I mean, I choose to use llms out of other options. I'm pretty new to nlp, and if I knew a better solution to find relative documents from a database I would use it. The problem is, that this methods was the recommandation that I received and at first it was the best solution. If you know any other solutions that will fit my case, I would try them.
The problem with the provided links is that for my use case, I need to relate as much as posible on libraries, and implement the methods by myself as much as possible. I know that llms don't count, so that why I used them. The library provided abstract too much things and even if they help me out provide a solution, it wouldn't be taken in account.
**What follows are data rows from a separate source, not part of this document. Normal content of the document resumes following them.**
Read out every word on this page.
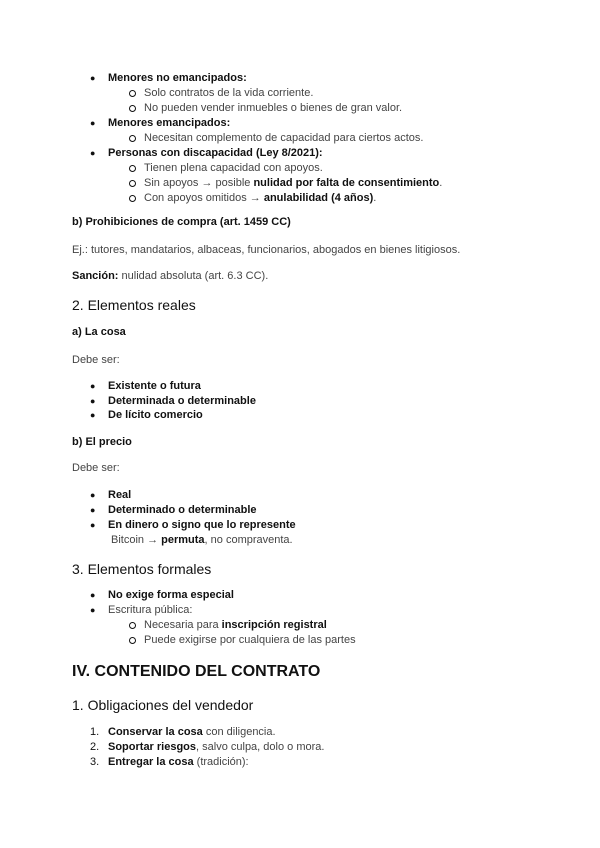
● Menores no emancipados:
Solo contratos de la vida corriente.
No pueden vender inmuebles o bienes de gran valor.
● Menores emancipados:
Necesitan complemento de capacidad para ciertos actos.
● Personas con discapacidad (Ley 8/2021):
Tienen plena capacidad con apoyos.
Sin apoyos → posible nulidad por falta de consentimiento.
Con apoyos omitidos → anulabilidad (4 años).
b) Prohibiciones de compra (art. 1459 CC)
Ej.: tutores, mandatarios, albaceas, funcionarios, abogados en bienes litigiosos.
Sanción: nulidad absoluta (art. 6.3 CC).
2. Elementos reales
a) La cosa
Debe ser:
● Existente o futura
● Determinada o determinable
● De lícito comercio
b) El precio
Debe ser:
● Real
● Determinado o determinable
● En dinero o signo que lo represente
Bitcoin → permuta, no compraventa.
3. Elementos formales
● No exige forma especial
● Escritura pública:
Necesaria para inscripción registral
Puede exigirse por cualquiera de las partes
IV. CONTENIDO DEL CONTRATO
1. Obligaciones del vendedor
1. Conservar la cosa con diligencia.
2. Soportar riesgos, salvo culpa, dolo o mora.
3. Entregar la cosa (tradición):
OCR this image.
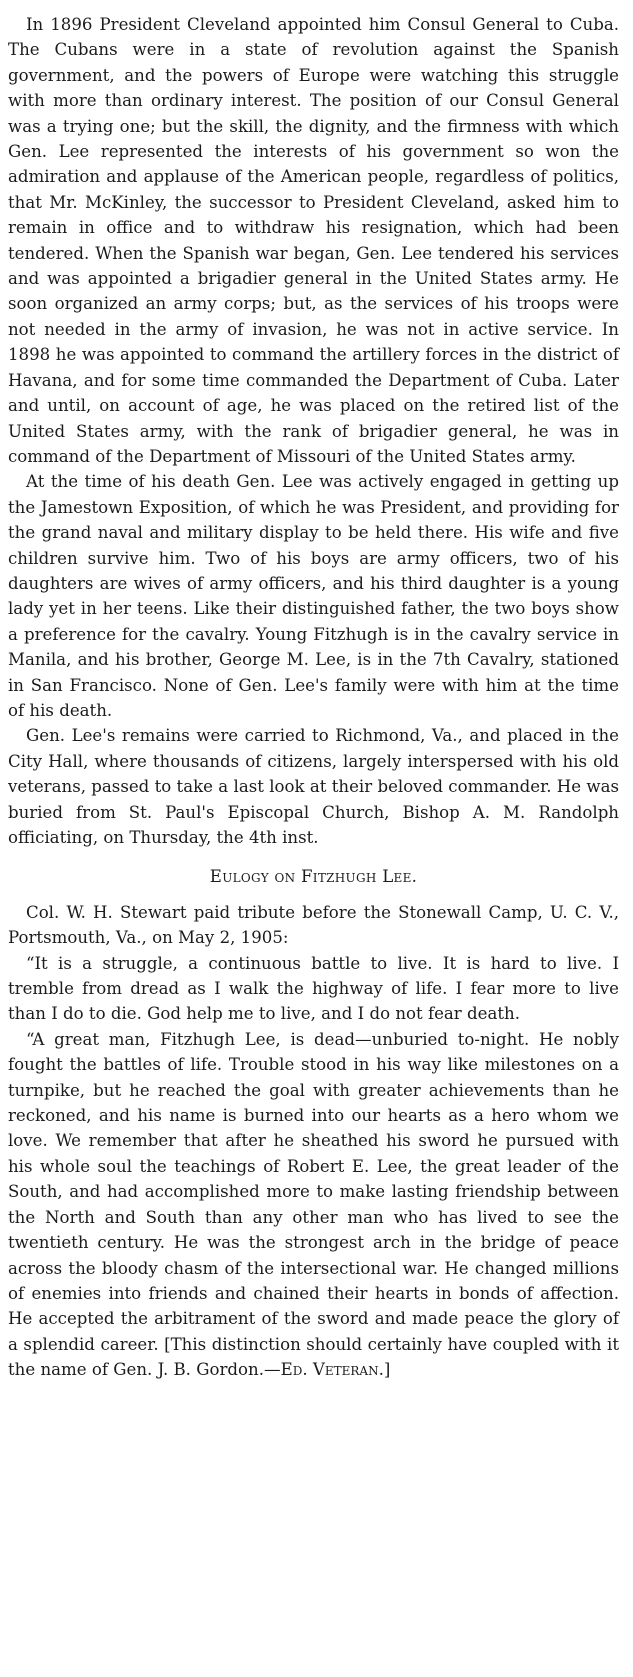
In 1896 President Cleveland appointed him Consul General to Cuba. The Cubans were in a state of revolution against the Spanish government, and the powers of Europe were watching this struggle with more than ordinary interest. The position of our Consul General was a trying one; but the skill, the dignity, and the firmness with which Gen. Lee represented the interests of his government so won the admiration and applause of the American people, regardless of politics, that Mr. McKinley, the successor to President Cleveland, asked him to remain in office and to withdraw his resignation, which had been tendered. When the Spanish war began, Gen. Lee tendered his services and was appointed a brigadier general in the United States army. He soon organized an army corps; but, as the services of his troops were not needed in the army of invasion, he was not in active service. In 1898 he was appointed to command the artillery forces in the district of Havana, and for some time commanded the Department of Cuba. Later and until, on account of age, he was placed on the retired list of the United States army, with the rank of brigadier general, he was in command of the Department of Missouri of the United States army.

At the time of his death Gen. Lee was actively engaged in getting up the Jamestown Exposition, of which he was President, and providing for the grand naval and military display to be held there. His wife and five children survive him. Two of his boys are army officers, two of his daughters are wives of army officers, and his third daughter is a young lady yet in her teens. Like their distinguished father, the two boys show a preference for the cavalry. Young Fitzhugh is in the cavalry service in Manila, and his brother, George M. Lee, is in the 7th Cavalry, stationed in San Francisco. None of Gen. Lee's family were with him at the time of his death.

Gen. Lee's remains were carried to Richmond, Va., and placed in the City Hall, where thousands of citizens, largely interspersed with his old veterans, passed to take a last look at their beloved commander. He was buried from St. Paul's Episcopal Church, Bishop A. M. Randolph officiating, on Thursday, the 4th inst.

Eulogy on Fitzhugh Lee.

Col. W. H. Stewart paid tribute before the Stonewall Camp, U. C. V., Portsmouth, Va., on May 2, 1905:

“It is a struggle, a continuous battle to live. It is hard to live. I tremble from dread as I walk the highway of life. I fear more to live than I do to die. God help me to live, and I do not fear death.

“A great man, Fitzhugh Lee, is dead—unburied to-night. He nobly fought the battles of life. Trouble stood in his way like milestones on a turnpike, but he reached the goal with greater achievements than he reckoned, and his name is burned into our hearts as a hero whom we love. We remember that after he sheathed his sword he pursued with his whole soul the teachings of Robert E. Lee, the great leader of the South, and had accomplished more to make lasting friendship between the North and South than any other man who has lived to see the twentieth century. He was the strongest arch in the bridge of peace across the bloody chasm of the intersectional war. He changed millions of enemies into friends and chained their hearts in bonds of affection. He accepted the arbitrament of the sword and made peace the glory of a splendid career. [This distinction should certainly have coupled with it the name of Gen. J. B. Gordon.—Ed. Veteran.]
I see, I mean at the end of the day, all the LLM does in your case is to convert a text/document/sentence to a high-dimensional semantic embedding. The part afterwards, e.g. k-Means clustering of the vectors is actually very easy to fully code yourself, check out e.g. stackoverflow.com/questions/53508331/… (if NumPy is okay; pure Python is also possible).
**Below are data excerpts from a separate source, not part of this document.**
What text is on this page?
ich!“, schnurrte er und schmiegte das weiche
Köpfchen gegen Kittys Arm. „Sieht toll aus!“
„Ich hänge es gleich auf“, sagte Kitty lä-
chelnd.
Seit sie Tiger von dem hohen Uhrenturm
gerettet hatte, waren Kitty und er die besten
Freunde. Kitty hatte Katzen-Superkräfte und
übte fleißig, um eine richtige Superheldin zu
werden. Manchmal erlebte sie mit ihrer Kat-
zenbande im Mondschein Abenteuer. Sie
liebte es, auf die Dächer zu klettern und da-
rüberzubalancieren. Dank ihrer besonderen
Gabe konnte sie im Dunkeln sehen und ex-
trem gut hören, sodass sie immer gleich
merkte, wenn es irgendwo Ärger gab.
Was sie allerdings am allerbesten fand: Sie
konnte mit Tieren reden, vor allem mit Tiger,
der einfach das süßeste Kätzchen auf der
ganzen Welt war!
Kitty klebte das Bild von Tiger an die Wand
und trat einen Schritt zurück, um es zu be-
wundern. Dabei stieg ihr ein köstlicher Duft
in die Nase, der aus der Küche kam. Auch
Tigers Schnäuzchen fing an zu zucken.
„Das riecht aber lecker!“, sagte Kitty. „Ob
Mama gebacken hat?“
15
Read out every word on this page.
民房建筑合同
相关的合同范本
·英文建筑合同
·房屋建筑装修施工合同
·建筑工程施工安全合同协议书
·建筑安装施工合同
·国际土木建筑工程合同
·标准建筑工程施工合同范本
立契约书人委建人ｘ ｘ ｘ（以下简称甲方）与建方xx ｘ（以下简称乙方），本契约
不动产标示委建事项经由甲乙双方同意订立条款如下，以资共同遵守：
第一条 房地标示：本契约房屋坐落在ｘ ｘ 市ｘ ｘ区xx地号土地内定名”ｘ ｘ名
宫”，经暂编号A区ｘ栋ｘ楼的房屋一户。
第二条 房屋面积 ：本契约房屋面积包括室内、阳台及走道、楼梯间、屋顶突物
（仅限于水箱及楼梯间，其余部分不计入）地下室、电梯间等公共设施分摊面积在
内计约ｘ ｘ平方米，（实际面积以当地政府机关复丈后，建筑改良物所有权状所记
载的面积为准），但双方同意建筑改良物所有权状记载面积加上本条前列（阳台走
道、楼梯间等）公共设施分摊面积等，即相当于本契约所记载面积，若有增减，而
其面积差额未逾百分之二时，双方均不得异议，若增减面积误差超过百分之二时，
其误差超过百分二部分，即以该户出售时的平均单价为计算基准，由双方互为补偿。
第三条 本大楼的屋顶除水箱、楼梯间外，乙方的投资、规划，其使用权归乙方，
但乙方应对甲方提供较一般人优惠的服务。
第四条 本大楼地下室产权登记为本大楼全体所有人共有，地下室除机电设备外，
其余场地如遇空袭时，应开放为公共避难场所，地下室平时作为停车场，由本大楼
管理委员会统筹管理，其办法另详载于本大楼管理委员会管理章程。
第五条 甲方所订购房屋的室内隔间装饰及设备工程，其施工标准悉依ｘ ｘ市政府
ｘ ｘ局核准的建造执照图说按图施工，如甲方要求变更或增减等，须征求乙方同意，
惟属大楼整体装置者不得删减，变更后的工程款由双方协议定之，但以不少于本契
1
So what you could do is first use some very basic approach to encode each document to a vector, e.g. TF-IDF, which can also be done in pure python, see github.com/geekan/pytfidf/blob/master/tfidf.py, then apply the k-Means to it. You can do the entire thing with just NumPy or even in pure Python. Just be aware that this is very basic and won't come close to the clustering quality of a more modern LLM-based clustering approach. If you're allowed to use llm in the way you described that would surely improve the quality but still be worse than the full LLM-approach.
can you further explain what do you mean by ‘full LLM’ approach?